Par la même ordonnance il autorisa ceux sur qui on voudroit faire des prises, à les empecher par voie de fait, & à employer la force pour reprendre ce qu’on leur auroit enlevé ; & s’ils n’étoient pas assez forts, ils pouvoient appeller à leur secours leurs voisins & les habitans des villes prochaines, lesquels pouvoient s’assembler par cri ou autrement, mais sans son de cloche ; & néanmoins depuis, cela même fut autorisé.

Il étoit permis de conduire les preneurs en prison, & de les poursuivre en justice civilement ; & en ce cas ils étoient condamnés à rendre le quadruple de ce qu’ils avoient voulu prendre : on pouvoit même les poursuivre criminellement, comme voleurs publics.

Ces preneurs ne pouvoient être mis hors de prison en alléguant qu’ils avoient agi par ordre de quelque seigneur, ni en faisant cession de bien. On ne les laissoit sortir de prison qu’après qu’ils avoient restitué ce qu’ils avoient pris, & qu’ils avoient payé l’amende à laquelle ils étoient condamnés.

On faisoit le procès aux preneurs devant les juges ordinaires des plaignans, & le procureur du roi faisoit serment de poursuivre d’office les preneurs qui venoient à sa connoissance.

Il fut encore ordonné par le roi Jean dans la même année, que tandis que l’aide accordée par les trois états d’Auvergne auroit cours, il ne seroit point fait de prise dans le pays, ni pour l’hôtel du roi, ni pour celui de la reine, ni pour le connétable ou autres officiers. Ainsi l’aide étoit accordée pour se rédimer du droit de prise.

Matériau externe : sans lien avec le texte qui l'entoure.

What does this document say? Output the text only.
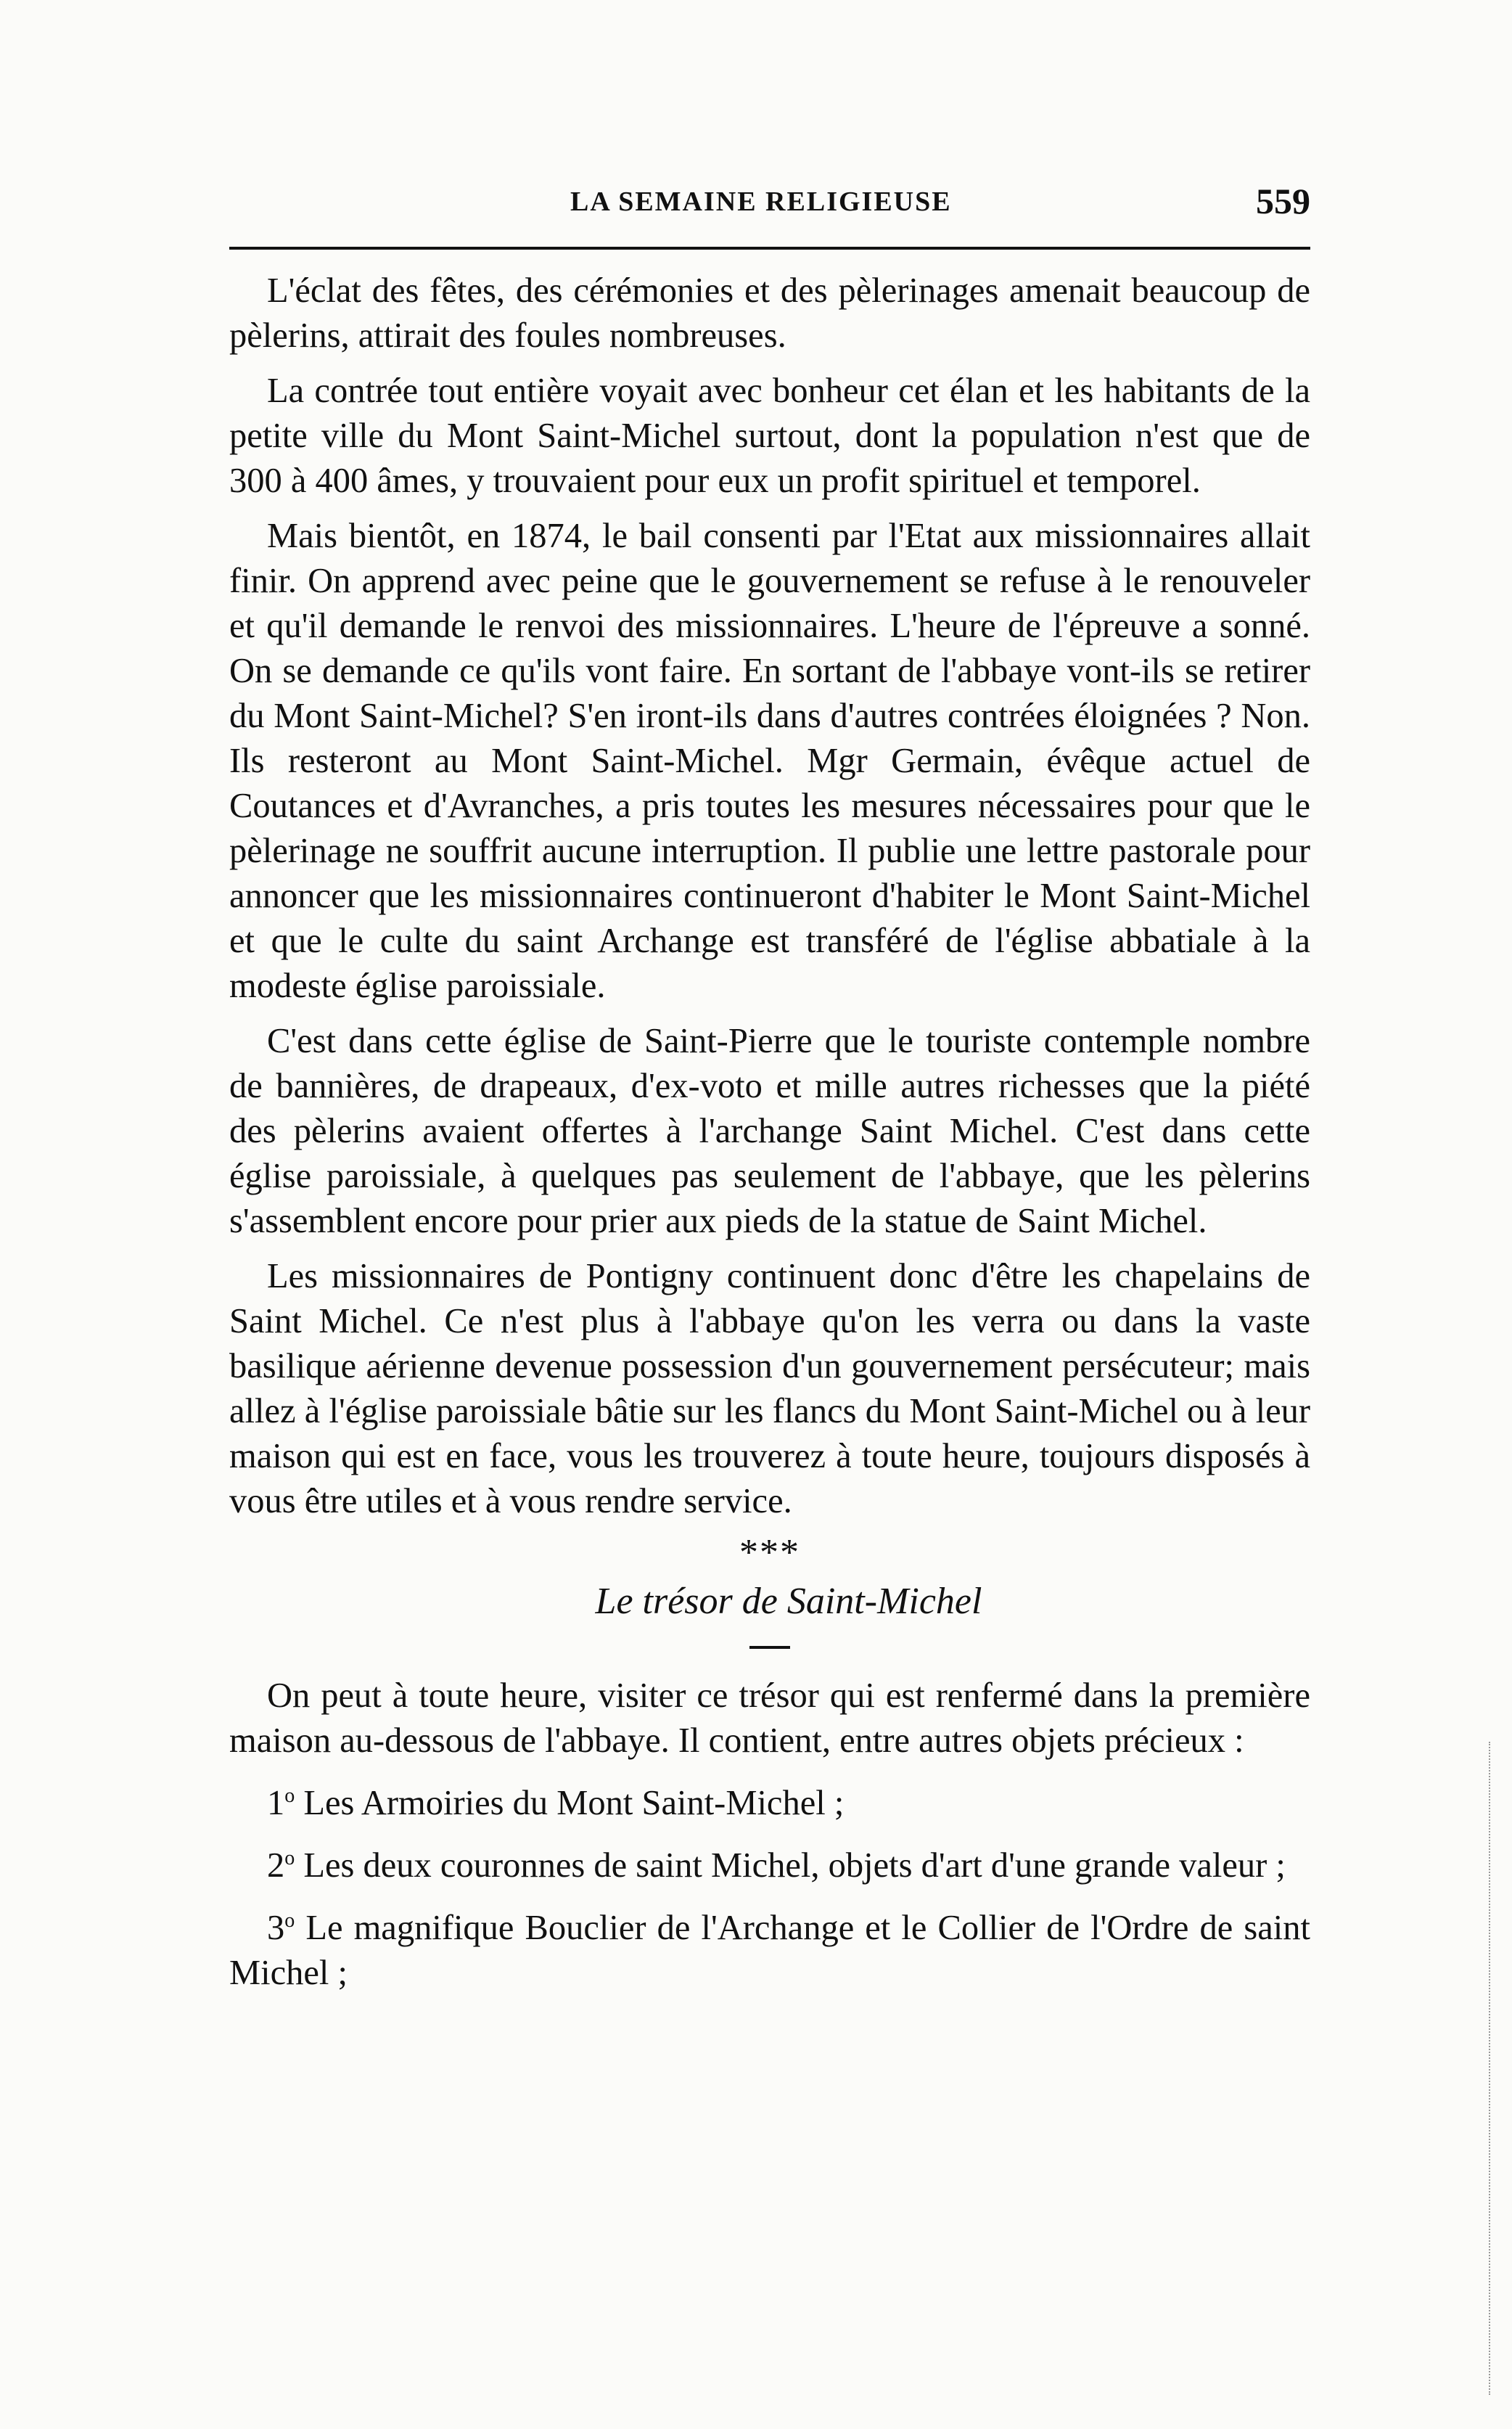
LA SEMAINE RELIGIEUSE	559

L'éclat des fêtes, des cérémonies et des pèlerinages amenait beaucoup de pèlerins, attirait des foules nombreuses.

La contrée tout entière voyait avec bonheur cet élan et les habitants de la petite ville du Mont Saint-Michel surtout, dont la population n'est que de 300 à 400 âmes, y trouvaient pour eux un profit spirituel et temporel.

Mais bientôt, en 1874, le bail consenti par l'Etat aux missionnaires allait finir. On apprend avec peine que le gouvernement se refuse à le renouveler et qu'il demande le renvoi des missionnaires. L'heure de l'épreuve a sonné. On se demande ce qu'ils vont faire. En sortant de l'abbaye vont-ils se retirer du Mont Saint-Michel? S'en iront-ils dans d'autres contrées éloignées ? Non. Ils resteront au Mont Saint-Michel. Mgr Germain, évêque actuel de Coutances et d'Avranches, a pris toutes les mesures nécessaires pour que le pèlerinage ne souffrit aucune interruption. Il publie une lettre pastorale pour annoncer que les missionnaires continueront d'habiter le Mont Saint-Michel et que le culte du saint Archange est transféré de l'église abbatiale à la modeste église paroissiale.

C'est dans cette église de Saint-Pierre que le touriste contemple nombre de bannières, de drapeaux, d'ex-voto et mille autres richesses que la piété des pèlerins avaient offertes à l'archange Saint Michel. C'est dans cette église paroissiale, à quelques pas seulement de l'abbaye, que les pèlerins s'assemblent encore pour prier aux pieds de la statue de Saint Michel.

Les missionnaires de Pontigny continuent donc d'être les chapelains de Saint Michel. Ce n'est plus à l'abbaye qu'on les verra ou dans la vaste basilique aérienne devenue possession d'un gouvernement persécuteur; mais allez à l'église paroissiale bâtie sur les flancs du Mont Saint-Michel ou à leur maison qui est en face, vous les trouverez à toute heure, toujours disposés à vous être utiles et à vous rendre service.

***

Le trésor de Saint-Michel

On peut à toute heure, visiter ce trésor qui est renfermé dans la première maison au-dessous de l'abbaye. Il contient, entre autres objets précieux :

1$^o$ Les Armoiries du Mont Saint-Michel ;

2$^o$ Les deux couronnes de saint Michel, objets d'art d'une grande valeur ;

3$^o$ Le magnifique Bouclier de l'Archange et le Collier de l'Ordre de saint Michel ;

Les gens des hôtels du roi, de la reine, de leurs enfans, & des autres personnes qui avoient droit de prise, connoissoient des contestations qui arrivoient à ce sujet.

Présentement le roi & les princes de sa maison sont les seuls qui puissent user du droit de prise, encore n’en usent-ils pas ordinairement, si ce n’est en cas de nécessité, & pour obliger de fournir des chevaux & charrois nécessaires pour leur service. Voyez ce qui est dit du droit de prise, dans le recueil des ordonnances de la troisieme race. (A)

Prise a partie est un recours extraordinaire accordé à une partie contre son juge, dans les cas portés par l’ordonnance, à l’effet de le rendre responsable de son mal-jugé, & de tous dépens, dommages & intérêts.

On appelle aussi ce recours intimation contre le juge, parce que pour prendre le juge à partie il faut l’intimer sur l’appel de sa sentence.

Chez les Romains un juge ne pouvoit être pris à partie que quand il avoit fait un grief irréparable par la voie de l’appel.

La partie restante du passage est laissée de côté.